Paying for the Legal Practice Course can be hard, particularly as you aren’t privy to the same funding you get as an undergraduate.
Luckily, LPC scholarships serve to ease the financial burden of the course. Of course, Legal Practice Course scholarships aren’t your only funding option, so make sure you check out other sources too.
Instead of putting together a vague article about LPC scholarships, we’ve decided to cut to the chase and give you what you really want: a good list of the available scholarships.
Although we have tried to be accurate, we may have missed out some. In addition, the criteria, or indeed the scholarships, might be subject to change.
Legal Practice Course provider scholarships…
BPP have got a huge range of scholarships available for their LPC students offering financial support ranging from £1,000 to the full cost of tuition.
The eligibility requirements for the scholarships vary: some are diversity focussed or awarded on the basis of financial need, whilst others are centred on academic merit.

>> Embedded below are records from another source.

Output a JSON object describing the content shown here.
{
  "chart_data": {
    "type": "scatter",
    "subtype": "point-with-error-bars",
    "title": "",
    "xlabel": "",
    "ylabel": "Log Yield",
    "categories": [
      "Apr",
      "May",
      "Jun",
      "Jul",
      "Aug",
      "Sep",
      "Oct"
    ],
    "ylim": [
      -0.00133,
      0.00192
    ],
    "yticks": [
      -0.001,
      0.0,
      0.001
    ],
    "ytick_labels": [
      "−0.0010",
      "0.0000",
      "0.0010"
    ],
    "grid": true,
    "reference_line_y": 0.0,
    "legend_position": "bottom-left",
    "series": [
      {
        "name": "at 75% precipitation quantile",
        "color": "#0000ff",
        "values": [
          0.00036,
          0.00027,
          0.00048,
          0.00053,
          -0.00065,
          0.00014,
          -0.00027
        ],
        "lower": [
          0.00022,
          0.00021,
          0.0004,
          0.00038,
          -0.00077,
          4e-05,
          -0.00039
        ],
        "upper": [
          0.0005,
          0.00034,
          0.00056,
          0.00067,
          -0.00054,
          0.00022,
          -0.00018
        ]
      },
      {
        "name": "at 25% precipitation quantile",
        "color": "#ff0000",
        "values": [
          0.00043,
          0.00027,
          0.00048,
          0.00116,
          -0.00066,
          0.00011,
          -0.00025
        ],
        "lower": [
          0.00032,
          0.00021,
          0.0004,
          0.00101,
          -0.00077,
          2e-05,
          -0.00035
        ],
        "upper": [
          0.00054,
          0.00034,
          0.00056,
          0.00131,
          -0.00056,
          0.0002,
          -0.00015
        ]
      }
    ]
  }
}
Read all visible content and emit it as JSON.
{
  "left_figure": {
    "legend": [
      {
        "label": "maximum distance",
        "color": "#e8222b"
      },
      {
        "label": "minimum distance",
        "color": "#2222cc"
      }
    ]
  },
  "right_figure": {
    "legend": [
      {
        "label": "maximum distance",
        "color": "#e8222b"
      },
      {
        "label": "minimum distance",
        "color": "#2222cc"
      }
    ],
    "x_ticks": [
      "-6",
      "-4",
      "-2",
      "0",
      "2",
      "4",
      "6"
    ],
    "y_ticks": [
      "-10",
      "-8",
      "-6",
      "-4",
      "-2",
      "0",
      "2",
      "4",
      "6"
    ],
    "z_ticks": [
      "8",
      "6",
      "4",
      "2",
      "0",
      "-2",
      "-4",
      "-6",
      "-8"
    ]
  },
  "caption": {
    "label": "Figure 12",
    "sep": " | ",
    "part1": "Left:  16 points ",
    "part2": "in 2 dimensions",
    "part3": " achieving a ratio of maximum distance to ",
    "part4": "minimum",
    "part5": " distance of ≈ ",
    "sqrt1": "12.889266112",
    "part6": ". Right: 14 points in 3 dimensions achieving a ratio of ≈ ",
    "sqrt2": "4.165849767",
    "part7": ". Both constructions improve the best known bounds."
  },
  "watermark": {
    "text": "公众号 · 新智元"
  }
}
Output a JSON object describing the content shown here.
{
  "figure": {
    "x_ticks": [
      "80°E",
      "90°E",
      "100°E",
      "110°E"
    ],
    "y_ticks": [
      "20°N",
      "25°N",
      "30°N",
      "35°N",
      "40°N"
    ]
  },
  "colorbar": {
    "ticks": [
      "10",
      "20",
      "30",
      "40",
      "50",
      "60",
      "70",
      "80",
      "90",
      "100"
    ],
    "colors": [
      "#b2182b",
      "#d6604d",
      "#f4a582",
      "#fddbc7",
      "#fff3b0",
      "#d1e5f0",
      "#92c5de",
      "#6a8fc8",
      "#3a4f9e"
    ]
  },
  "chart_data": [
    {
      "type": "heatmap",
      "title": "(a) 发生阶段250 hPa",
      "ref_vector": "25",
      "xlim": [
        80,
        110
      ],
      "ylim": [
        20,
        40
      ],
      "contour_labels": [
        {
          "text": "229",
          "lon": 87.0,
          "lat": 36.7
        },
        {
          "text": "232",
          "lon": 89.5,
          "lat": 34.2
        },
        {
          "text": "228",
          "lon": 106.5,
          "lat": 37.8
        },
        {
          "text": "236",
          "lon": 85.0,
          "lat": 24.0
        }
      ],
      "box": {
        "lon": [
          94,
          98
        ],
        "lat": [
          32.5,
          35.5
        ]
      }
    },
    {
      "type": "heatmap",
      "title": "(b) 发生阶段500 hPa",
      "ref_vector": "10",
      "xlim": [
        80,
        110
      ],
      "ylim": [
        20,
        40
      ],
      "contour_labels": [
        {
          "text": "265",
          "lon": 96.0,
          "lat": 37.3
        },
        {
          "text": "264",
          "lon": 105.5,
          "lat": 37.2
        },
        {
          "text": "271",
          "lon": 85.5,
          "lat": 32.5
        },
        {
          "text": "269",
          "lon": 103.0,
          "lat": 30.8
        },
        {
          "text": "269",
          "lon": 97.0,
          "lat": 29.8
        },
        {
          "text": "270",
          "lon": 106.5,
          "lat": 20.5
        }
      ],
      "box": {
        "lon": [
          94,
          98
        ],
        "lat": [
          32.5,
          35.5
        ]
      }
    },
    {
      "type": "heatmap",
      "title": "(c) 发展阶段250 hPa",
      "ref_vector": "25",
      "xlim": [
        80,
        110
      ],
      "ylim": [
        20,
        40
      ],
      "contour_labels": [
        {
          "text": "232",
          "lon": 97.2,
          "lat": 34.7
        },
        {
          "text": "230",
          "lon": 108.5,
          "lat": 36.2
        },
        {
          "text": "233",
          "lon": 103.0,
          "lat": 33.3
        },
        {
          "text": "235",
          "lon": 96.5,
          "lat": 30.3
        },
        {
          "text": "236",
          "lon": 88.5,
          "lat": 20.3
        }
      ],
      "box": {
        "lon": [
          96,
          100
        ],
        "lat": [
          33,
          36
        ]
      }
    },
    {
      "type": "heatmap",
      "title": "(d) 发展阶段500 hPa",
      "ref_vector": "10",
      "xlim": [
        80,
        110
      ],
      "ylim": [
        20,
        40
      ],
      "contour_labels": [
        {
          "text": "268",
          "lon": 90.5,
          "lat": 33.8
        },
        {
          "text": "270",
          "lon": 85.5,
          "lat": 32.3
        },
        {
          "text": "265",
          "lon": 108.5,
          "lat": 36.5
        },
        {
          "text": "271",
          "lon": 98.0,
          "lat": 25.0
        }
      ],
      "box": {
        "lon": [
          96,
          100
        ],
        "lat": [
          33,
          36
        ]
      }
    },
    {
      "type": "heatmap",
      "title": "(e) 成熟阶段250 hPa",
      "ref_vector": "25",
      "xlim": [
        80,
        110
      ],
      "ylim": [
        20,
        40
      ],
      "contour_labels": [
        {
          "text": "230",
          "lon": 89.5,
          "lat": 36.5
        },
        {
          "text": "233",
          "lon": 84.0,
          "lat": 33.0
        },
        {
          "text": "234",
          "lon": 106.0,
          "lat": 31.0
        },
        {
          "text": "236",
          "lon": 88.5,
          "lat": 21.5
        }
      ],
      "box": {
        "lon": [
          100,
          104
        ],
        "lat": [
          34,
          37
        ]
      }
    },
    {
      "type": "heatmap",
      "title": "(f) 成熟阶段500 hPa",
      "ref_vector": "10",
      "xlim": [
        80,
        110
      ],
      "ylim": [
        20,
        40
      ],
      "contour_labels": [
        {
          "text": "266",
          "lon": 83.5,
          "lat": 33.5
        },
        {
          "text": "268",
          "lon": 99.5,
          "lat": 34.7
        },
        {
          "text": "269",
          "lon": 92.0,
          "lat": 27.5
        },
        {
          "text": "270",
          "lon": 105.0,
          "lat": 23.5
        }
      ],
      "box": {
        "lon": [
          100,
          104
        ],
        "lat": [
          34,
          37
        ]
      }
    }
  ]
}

The scholarships available include:
- Vice Chancellor's scholarship - full cost of tuition.
- International bursary - £1,000 per year.
- Cohen Excellence Scholarship - up to £5,000.
- Career Guarantee Scholarship - up to £3,000.
- Law School Dean's Scholarship - up to £5,000.
More information about these can be found on the BPP scholarships page.
City University London Scholarships
City University offers up to ten full-fee scholarships and 100 partial-fee scholarships across all its law postgraduate courses - so that includes the LPC! You will need to be an offer holder for a course at City, and have achieved either a First or a 2.1 at undergraduate level.
If you land a partial-fee scholarship, you could have £3,000 of the cost of your LPC covered, and if you're lucky enough to get a full scholarship, all of your fees will be taken care of!
The University of Law
The University of Law has a number of scholarships open to LPC students. Their application process starts online, and you will need to provide certain details such as your household income and degree class (either acheived or predicted).
Choose Law full-fee scholarships - there are four of these on offer, and they are available to GDL and MA Law students as well as people hoping to study the LPC. Anyone with a household income of £25,000 or less, who has recieved an offer to study at the University of Law, may be eligible. You will also need to have a lower second class at degree level (or equivalent).
Law First scholarships - There are ten scholarships of £5,000 each available to LPC students who have acheived a First Class degree. Again, your household income must be lower than £25,000.
The Lord Blunkett Widening Access Award - Intended for students who may not otherwise get the chance to study law due to personal circumstances, this award could be worth between £1,000 and £3,000. You will need to show academic excellence and have a household income lower than £25,000.
The Law Society - There is a scholarship available to one LPC student as part of the Law Society's Diversity Access Scheme (DAS). In addition to full funding, you could receive a professional mentor and work experience placements brokered by the the Law Society. Again, you need to have an offer to study on a University of Law course, and be from a household with an income lower than £25,000.
The Rice-Jones Scholarship - available at Manchester and Chester campuses only, the award can be from £1,000 to full funding of course fees and maintainance.
Manchester Met LPC Scholarships
Manchester Met University has nine scholarships at £1,000 each to award to LPC students. These are awarded on the basis of academic merit, commitment to a career as a solicitor, and demonstration of the qualities needed of a trainee solicitor.
Other LPC scholarships…
The Graham Rushton Award for Blind and Partially Sighted Law Students
The details: The Graham Rushton Award is a grant of around £7,000 for blind and partially-sighted students studying English law in the UK. Preference is given to law courses without local authority funding, such as the LPC and BPTC.
What’s the damage? £7,000
Inderpal Rahal Memorial Trust
The details: Trust applies to women from immigrant or refugee backgrounds who want to practise or teach law in the UK.
Every summer, the Trust makes one award (sometimes two) of £2,000 to go towards undertaking Bar or solicitors' exams, pupillage, solicitors' training, or other legal placement or research in the UK or abroad.
What’s the damage? £2,000
Law Society Diversity Access Scheme
The details: This scheme is devoted to offering financial assistance to “exceptional” individuals looking to undertake the Legal Practice Course who “face or have overcome exceptional obstacles to qualify as a solicitor.”
These barriers could be anything from financial, social and educational obstacles, to a disability or a chronic health condition.
What’s the damage? Financial assistance, work experience and mentoring opportunities.